Jean Pitzo is the CEO of Ace Metals. Throughout her tenure, Pitzo’s passion for developing conscious leaders and helping team members thrive has advanced the company's success and produced a culture with a foundation built on trust. Her extensive sales and leadership experience has taught her that taking great care of customers on the outside starts with taking good care of people on the inside. Under her leadership, ACE has been honored numerous times for outstanding business practices, workplace culture, and industry and community outreach. Most recently, it was honored with an award for a Psychologically Healthy Workplace from the American Psychological Association. Ace Metal Crafts Company was also named to the Fab 40 by Fabricator magazine and is an active member of manufacturing associations: AME, TMA, and FMA. 

Renée Smith, MSOD, LSSBB, is the founder and CEO of A Human Workplace. Her compelling message of decreasing fear and increasing love based on her primary research has won over audiences around the world. She leads a growing global team of 35 in providing organizations with unique, human-centered, culture-building experiences and resources. Most recently, her team has hosted more than 200 virtual gatherings in response to the pandemic and racial injustice. Her simple yet elegant breakthrough approach has been called “uncommon and profound,” helping people discover and practice what it is to be human at work. She served as director of lean transformation services at the Department of Enterprise Services leading lean culture change for six years. She also served as director of workplace transformation for the State of Washington in the Office of the Governor, a position created for her in which she led a statewide initiative to "make government more human" by championing loving, human-centered practices in state government workplaces. She has consulted and coached businesses, governments, and not-for-profit organizations for 18 years. 

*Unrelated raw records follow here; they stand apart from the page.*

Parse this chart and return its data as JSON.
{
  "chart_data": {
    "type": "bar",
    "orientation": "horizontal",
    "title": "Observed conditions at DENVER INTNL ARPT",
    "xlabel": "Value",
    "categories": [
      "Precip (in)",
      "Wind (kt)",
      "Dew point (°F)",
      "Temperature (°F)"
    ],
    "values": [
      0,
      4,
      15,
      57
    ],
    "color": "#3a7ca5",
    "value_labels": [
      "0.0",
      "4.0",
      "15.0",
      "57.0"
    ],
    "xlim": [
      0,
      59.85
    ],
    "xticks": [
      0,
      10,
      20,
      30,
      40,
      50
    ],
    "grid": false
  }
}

Ashleigh Walters is the president of Onex, an employee-owned business operating for over 50 years in Erie, Penn. Onex designs, services and manufactures high-temperature industrial furnaces. When Walters assumed the general manager role in 2013, the company had lost sight of its mission and family-centric core values. Today, Onex’s mission is "Make things better: empowered employees, happy clients, thriving communities. She is chairman of the board of directions for Northwest Industrial Resource Center (a Manufacturing Extension Partnership). Walters is the author of "Leading with Grit and Grace: A Journey of Organizational Culture Change." She also regularly shares her story with other leaders, encouraging them to make things better by improving processes and creating a people-centric organizational culture. Walters holds a bachelor's in chemical engineering from Auburn University. 

Moderator

Brian Wellinghoff is the director of strategy, improvement and culture and a founding partner of the Barry-Wehmiller Leadership Institute. For the last thirteen years, Wellinghoff has organized its unique approach to continuous improvement, including facilitating executive meetings, developing PCL training, and leading daily cultural change. In the last 18 months, he has helped kickoff this culture in more than a dozen businesses outside Barry-Wehmiller that look more people-centric while driving business performance.